Right ventricular myopathy and left ventricular compression of a symptomatic neonate.
Central Message.
Symptomatic newborn infants with Ebstein anomaly have physiologic and anatomic pathology that benefit from Starnes palliation when operative intervention is necessary.
See Article page 128.
Patients with Ebstein anomaly demonstrate a wide array of clinical presentations primarily rooted in their heterogenous anatomy. Severe defects recognized on prenatal ultrasound screening and/or triggering symptoms in the neonatal period are particularly hazardous. Despite modern advances in surgical and critical care, neonatal Ebstein anomaly exhibits a perinatal mortality of 45%.1 Knott-Craig and Boston2 have devoted their careers to the care of these children and contributed enormously to our understanding of the best management strategies. Their article concludes that most symptomatic neonates can undergo biventricular repair but the ideal timing for that operation is at age of 3 to 5 months.

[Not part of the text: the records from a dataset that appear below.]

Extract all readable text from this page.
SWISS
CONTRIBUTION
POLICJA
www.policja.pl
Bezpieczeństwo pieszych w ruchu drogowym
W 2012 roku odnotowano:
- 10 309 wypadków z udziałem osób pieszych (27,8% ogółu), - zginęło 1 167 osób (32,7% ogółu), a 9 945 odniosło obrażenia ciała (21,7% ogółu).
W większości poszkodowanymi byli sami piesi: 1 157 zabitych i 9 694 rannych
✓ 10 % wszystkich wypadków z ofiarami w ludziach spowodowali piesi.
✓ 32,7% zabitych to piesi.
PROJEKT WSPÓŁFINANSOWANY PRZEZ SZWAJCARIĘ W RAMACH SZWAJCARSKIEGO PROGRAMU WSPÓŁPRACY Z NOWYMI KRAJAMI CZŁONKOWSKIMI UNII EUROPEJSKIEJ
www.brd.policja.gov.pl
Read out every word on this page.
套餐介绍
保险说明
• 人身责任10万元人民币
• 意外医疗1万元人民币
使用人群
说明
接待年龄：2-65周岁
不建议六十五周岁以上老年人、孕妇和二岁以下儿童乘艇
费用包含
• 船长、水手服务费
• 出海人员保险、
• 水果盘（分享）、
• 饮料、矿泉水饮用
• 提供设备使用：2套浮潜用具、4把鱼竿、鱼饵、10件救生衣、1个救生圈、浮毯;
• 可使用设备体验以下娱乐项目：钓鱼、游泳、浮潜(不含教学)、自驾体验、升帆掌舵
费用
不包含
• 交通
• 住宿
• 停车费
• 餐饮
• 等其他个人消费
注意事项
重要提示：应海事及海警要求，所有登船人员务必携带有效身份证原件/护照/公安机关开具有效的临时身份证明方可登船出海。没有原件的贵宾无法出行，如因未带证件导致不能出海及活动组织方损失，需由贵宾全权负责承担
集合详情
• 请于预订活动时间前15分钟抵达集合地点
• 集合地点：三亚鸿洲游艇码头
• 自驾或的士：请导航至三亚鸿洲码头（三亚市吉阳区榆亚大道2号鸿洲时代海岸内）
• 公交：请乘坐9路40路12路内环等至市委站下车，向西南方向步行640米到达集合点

This marks an important transition away from their prior reports.3, 4, 5, 6, 7
Symptomatic newborn infants fall into 2 major categories: those who need time to transition from fetal life and those who are unable to survive without intervention. The number of newborn infants in each category is relatively equal.8 It has been our experience that children who are able to transition and go home have a reasonable-sized true right ventricle (RV) and/or little to no tricuspid regurgitation. They do not usually develop symptoms or require surgical intervention within their first year of life. Conversely, neonates who need intervention often have tenuous pulmonary blood flow and significant right heart distension that compromises left ventricular (LV) filling and outflow via interventricular septal shift. The most appropriate intervention must secure blood flow and eliminate the cause of septal shift.
Admittedly, our group is biased. It has always been our opinion that features inherent to Ebstein anomaly favor initial Starnes palliation. The most relevant are right ventricular myopathy and failed tricuspid valve delamination.9 A myopathic RV is unable to effectively overcome the elevated pulmonary vascular resistance and oft-underdeveloped branch pulmonary arteries of symptomatic neonates. Secondarily, thin and attenuated valvular tissue in newborn infants makes any attempt at effective valve repair impractical. Finally, if the valvular tissue cannot be relocated to the true annulus along with a restoration of valvular competency, an atrialized RV remains at risk for distension with subsequent displacement of the interventricular septum toward the LV.
We congratulate the evolution of the management algorithm presented within this article,2 but have several critiques based on the limitations outlined above. Primarily, the presence of LV compression must be accounted for. Isolated Blalock-Taussig shunt does not address this problem. There are several areas where it is recommended, but we caution providers to consider the presence of LV compression before committing to an isolated shunt. In addition, the timing recommended for biventricular repair following neonatal palliation is 3 to 5 months. RV myopathy is of important concern in these newborn infants. Although rehabilitation of this ventricle is feasible for future 1.5- or 2-ventricle repairs, it appears to be a process that takes longer than 3 to 5 months.10 Waiting longer may also allow for a lesser need for bidirectional Glenn. Overall, our field has come a long way since 1991,11 and the future for these children has never been more optimistic.
Footnotes
Disclosures: The authors reported no conflicts of interest.
The Journal policy requires editors and reviewers to disclose conflicts of interest and to decline handling or reviewing manuscripts for which they may have a conflict of interest. The editors and reviewers of this article have no conflicts of interest.